Come to grips with the need for a realistic policy to expand nuclear power. In his 1975 message to Congress, President Ford proposed building 200 nuclear power plants by 1985 on a standardized basis, a method used to good effect by, for instance, France. Standard design legislation would overcome many safety questions and speed construction.
Address the very real dangers of energy production and use to the environment in ways that do not cripple growth but encourage new incentives and technologies. It appears to me that there is a growing dialogue and communion of goals between environmentalists and producers that may build a consensus and support for a balanced approach for energy development. But any new national environmental moves must be examined in the light of a sensible, as well as balanced, long-term energy program. Underlying any plan to reduce our energy dependence is the reality that efforts to enhance our energy supply require long lead times -- as much as a decade in the case of oil. The program proposed by President Ford for implementation by 1985, after all, was generated in 1975. Had most of it passed, it must be said, we would not be sending troops to the Gulf in 1990.
However we resolve the critical steps toward energy security -- and tomorrow is not a day early to begin taking those steps -- there is one more salient ingredient in the mix of government, private enterprise and environmental interests directed at the problem. That ingredient is the marketplace, and the best efforts toward reaching our energy goals cannot ignore the power of pricing their value. In the end, the price of development and production will be the best regulator of supply and of conservation as well.

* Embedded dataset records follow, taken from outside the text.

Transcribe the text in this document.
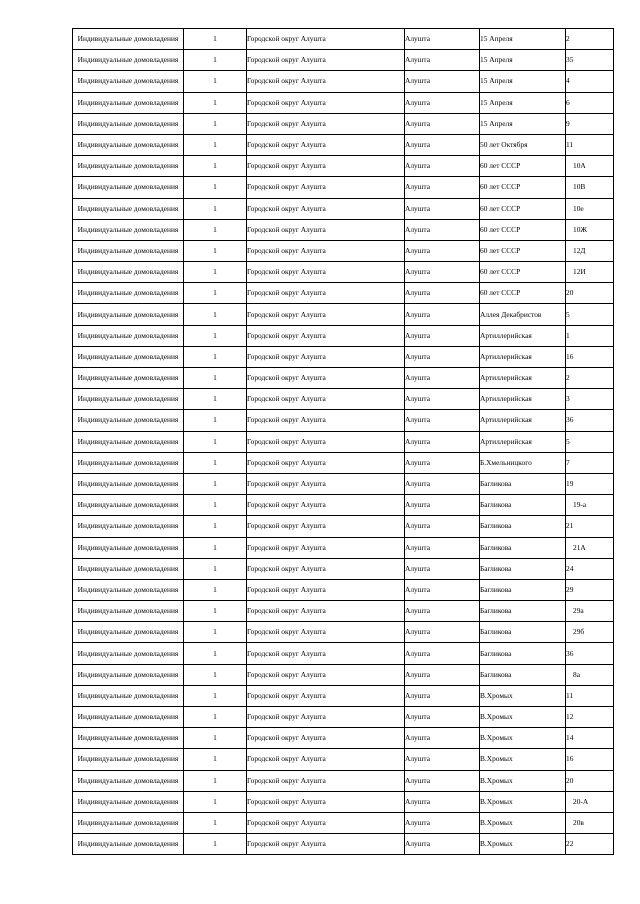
Индивидуальные домовладения	1	Городской округ Алушта	Алушта	15 Апреля	2
Индивидуальные домовладения	1	Городской округ Алушта	Алушта	15 Апреля	35
Индивидуальные домовладения	1	Городской округ Алушта	Алушта	15 Апреля	4
Индивидуальные домовладения	1	Городской округ Алушта	Алушта	15 Апреля	6
Индивидуальные домовладения	1	Городской округ Алушта	Алушта	15 Апреля	9
Индивидуальные домовладения	1	Городской округ Алушта	Алушта	50 лет Октября	11
Индивидуальные домовладения	1	Городской округ Алушта	Алушта	60 лет СССР	10А
Индивидуальные домовладения	1	Городской округ Алушта	Алушта	60 лет СССР	10В
Индивидуальные домовладения	1	Городской округ Алушта	Алушта	60 лет СССР	10е
Индивидуальные домовладения	1	Городской округ Алушта	Алушта	60 лет СССР	10Ж
Индивидуальные домовладения	1	Городской округ Алушта	Алушта	60 лет СССР	12Д
Индивидуальные домовладения	1	Городской округ Алушта	Алушта	60 лет СССР	12И
Индивидуальные домовладения	1	Городской округ Алушта	Алушта	60 лет СССР	20
Индивидуальные домовладения	1	Городской округ Алушта	Алушта	Аллея Декабристов	5
Индивидуальные домовладения	1	Городской округ Алушта	Алушта	Артиллерийская	1
Индивидуальные домовладения	1	Городской округ Алушта	Алушта	Артиллерийская	16
Индивидуальные домовладения	1	Городской округ Алушта	Алушта	Артиллерийская	2
Индивидуальные домовладения	1	Городской округ Алушта	Алушта	Артиллерийская	3
Индивидуальные домовладения	1	Городской округ Алушта	Алушта	Артиллерийская	36
Индивидуальные домовладения	1	Городской округ Алушта	Алушта	Артиллерийская	5
Индивидуальные домовладения	1	Городской округ Алушта	Алушта	Б.Хмельницкого	7
Индивидуальные домовладения	1	Городской округ Алушта	Алушта	Багликова	19
Индивидуальные домовладения	1	Городской округ Алушта	Алушта	Багликова	19-а
Индивидуальные домовладения	1	Городской округ Алушта	Алушта	Багликова	21
Индивидуальные домовладения	1	Городской округ Алушта	Алушта	Багликова	21А
Индивидуальные домовладения	1	Городской округ Алушта	Алушта	Багликова	24
Индивидуальные домовладения	1	Городской округ Алушта	Алушта	Багликова	29
Индивидуальные домовладения	1	Городской округ Алушта	Алушта	Багликова	29а
Индивидуальные домовладения	1	Городской округ Алушта	Алушта	Багликова	29б
Индивидуальные домовладения	1	Городской округ Алушта	Алушта	Багликова	36
Индивидуальные домовладения	1	Городской округ Алушта	Алушта	Багликова	8а
Индивидуальные домовладения	1	Городской округ Алушта	Алушта	В.Хромых	11
Индивидуальные домовладения	1	Городской округ Алушта	Алушта	В.Хромых	12
Индивидуальные домовладения	1	Городской округ Алушта	Алушта	В.Хромых	14
Индивидуальные домовладения	1	Городской округ Алушта	Алушта	В.Хромых	16
Индивидуальные домовладения	1	Городской округ Алушта	Алушта	В.Хромых	20
Индивидуальные домовладения	1	Городской округ Алушта	Алушта	В.Хромых	20-А
Индивидуальные домовладения	1	Городской округ Алушта	Алушта	В.Хромых	20в
Индивидуальные домовладения	1	Городской округ Алушта	Алушта	В.Хромых	22
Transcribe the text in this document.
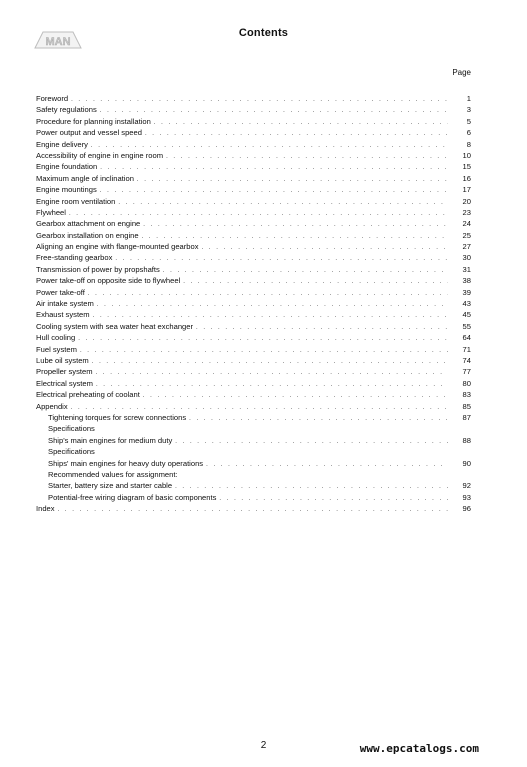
MAN
Contents
Page
Foreword . . .	1
Safety regulations . . .	3
Procedure for planning installation . . .	5
Power output and vessel speed . . .	6
Engine delivery . . .	8
Accessibility of engine in engine room . . .	10
Engine foundation . . .	15
Maximum angle of inclination . . .	16
Engine mountings . . .	17
Engine room ventilation . . .	20
Flywheel . . .	23
Gearbox attachment on engine . . .	24
Gearbox installation on engine . . .	25
Aligning an engine with flange-mounted gearbox . . .	27
Free-standing gearbox . . .	30
Transmission of power by propshafts . . .	31
Power take-off on opposite side to flywheel . . .	38
Power take-off . . .	39
Air intake system . . .	43
Exhaust system . . .	45
Cooling system with sea water heat exchanger . . .	55
Hull cooling . . .	64
Fuel system . . .	71
Lube oil system . . .	74
Propeller system . . .	77
Electrical system . . .	80
Electrical preheating of coolant . . .	83
Appendix . . .	85
Tightening torques for screw connections . . .	87
Specifications
Ship's main engines for medium duty . . .	88
Specifications
Ships' main engines for heavy duty operations . . .	90
Recommended values for assignment:
Starter, battery size and starter cable . . .	92
Potential-free wiring diagram of basic components . . .	93
Index . . .	96
2	www.epcatalogs.com
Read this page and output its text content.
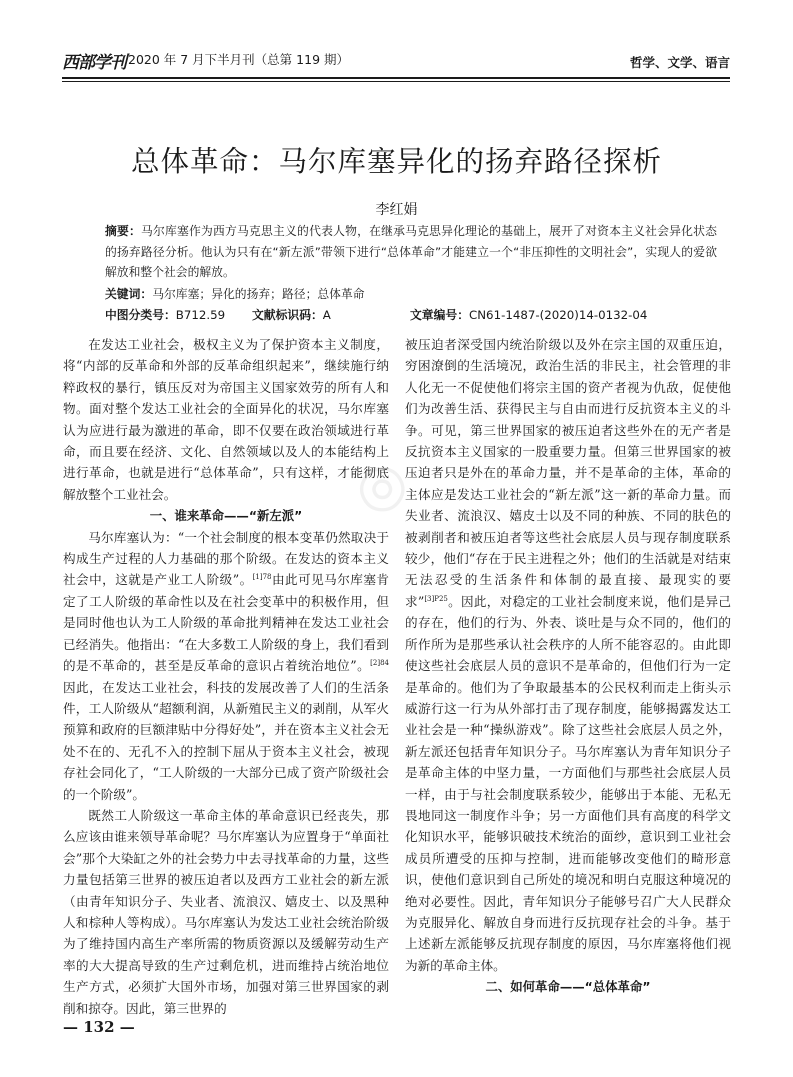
西部学刊 2020 年 7 月下半月刊（总第 119 期）	哲学、文学、语言
◎
总体革命：马尔库塞异化的扬弃路径探析
李红娟
摘要：马尔库塞作为西方马克思主义的代表人物，在继承马克思异化理论的基础上，展开了对资本主义社会异化状态的扬弃路径分析。他认为只有在“新左派”带领下进行“总体革命”才能建立一个“非压抑性的文明社会”，实现人的爱欲解放和整个社会的解放。
关键词：马尔库塞；异化的扬弃；路径；总体革命
中图分类号：B712.59 文献标识码：A	文章编号：CN61-1487-(2020)14-0132-04

在发达工业社会，极权主义为了保护资本主义制度，将“内部的反革命和外部的反革命组织起来”，继续施行纳粹政权的暴行，镇压反对为帝国主义国家效劳的所有人和物。面对整个发达工业社会的全面异化的状况，马尔库塞认为应进行最为激进的革命，即不仅要在政治领域进行革命，而且要在经济、文化、自然领域以及人的本能结构上进行革命，也就是进行“总体革命”，只有这样，才能彻底解放整个工业社会。

一、谁来革命——“新左派”

马尔库塞认为：“一个社会制度的根本变革仍然取决于构成生产过程的人力基础的那个阶级。在发达的资本主义社会中，这就是产业工人阶级”。$^{[1]78}$由此可见马尔库塞肯定了工人阶级的革命性以及在社会变革中的积极作用，但是同时他也认为工人阶级的革命批判精神在发达工业社会已经消失。他指出：“在大多数工人阶级的身上，我们看到的是不革命的，甚至是反革命的意识占着统治地位”。$^{[2]84}$因此，在发达工业社会，科技的发展改善了人们的生活条件，工人阶级从“超额利润，从新殖民主义的剥削，从军火预算和政府的巨额津贴中分得好处”，并在资本主义社会无处不在的、无孔不入的控制下屈从于资本主义社会，被现存社会同化了，“工人阶级的一大部分已成了资产阶级社会的一个阶级”。

既然工人阶级这一革命主体的革命意识已经丧失，那么应该由谁来领导革命呢？马尔库塞认为应置身于“单面社会”那个大染缸之外的社会势力中去寻找革命的力量，这些力量包括第三世界的被压迫者以及西方工业社会的新左派（由青年知识分子、失业者、流浪汉、嬉皮士、以及黑种人和棕种人等构成）。马尔库塞认为发达工业社会统治阶级为了维持国内高生产率所需的物质资源以及缓解劳动生产率的大大提高导致的生产过剩危机，进而维持占统治地位生产方式，必须扩大国外市场，加强对第三世界国家的剥削和掠夺。因此，第三世界的

被压迫者深受国内统治阶级以及外在宗主国的双重压迫，穷困潦倒的生活境况，政治生活的非民主，社会管理的非人化无一不促使他们将宗主国的资产者视为仇敌，促使他们为改善生活、获得民主与自由而进行反抗资本主义的斗争。可见，第三世界国家的被压迫者这些外在的无产者是反抗资本主义国家的一股重要力量。但第三世界国家的被压迫者只是外在的革命力量，并不是革命的主体，革命的主体应是发达工业社会的“新左派”这一新的革命力量。而失业者、流浪汉、嬉皮士以及不同的种族、不同的肤色的被剥削者和被压迫者等这些社会底层人员与现存制度联系较少，他们“存在于民主进程之外；他们的生活就是对结束无法忍受的生活条件和体制的最直接、最现实的要求”$^{[3]P25}$。因此，对稳定的工业社会制度来说，他们是异己的存在，他们的行为、外表、谈吐是与众不同的，他们的所作所为是那些承认社会秩序的人所不能容忍的。由此即使这些社会底层人员的意识不是革命的，但他们行为一定是革命的。他们为了争取最基本的公民权利而走上街头示威游行这一行为从外部打击了现存制度，能够揭露发达工业社会是一种“操纵游戏”。除了这些社会底层人员之外，新左派还包括青年知识分子。马尔库塞认为青年知识分子是革命主体的中坚力量，一方面他们与那些社会底层人员一样，由于与社会制度联系较少，能够出于本能、无私无畏地同这一制度作斗争；另一方面他们具有高度的科学文化知识水平，能够识破技术统治的面纱，意识到工业社会成员所遭受的压抑与控制，进而能够改变他们的畸形意识，使他们意识到自己所处的境况和明白克服这种境况的绝对必要性。因此，青年知识分子能够号召广大人民群众为克服异化、解放自身而进行反抗现存社会的斗争。基于上述新左派能够反抗现存制度的原因，马尔库塞将他们视为新的革命主体。

二、如何革命——“总体革命”
— 132 —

It is, to say the least, unclear how the current crisis in the Gulf will be settled; the universal hope is, of course, a political solution. Much clearer is the solution to energy security in the next century and beyond -- more commitment of the national will to energy independence and a swift end to our national complacency.
The writer, chairman and chief executive officer of Smith Barney, Harris Upham & Co., was the senior official for national energy policy in the Ford administration.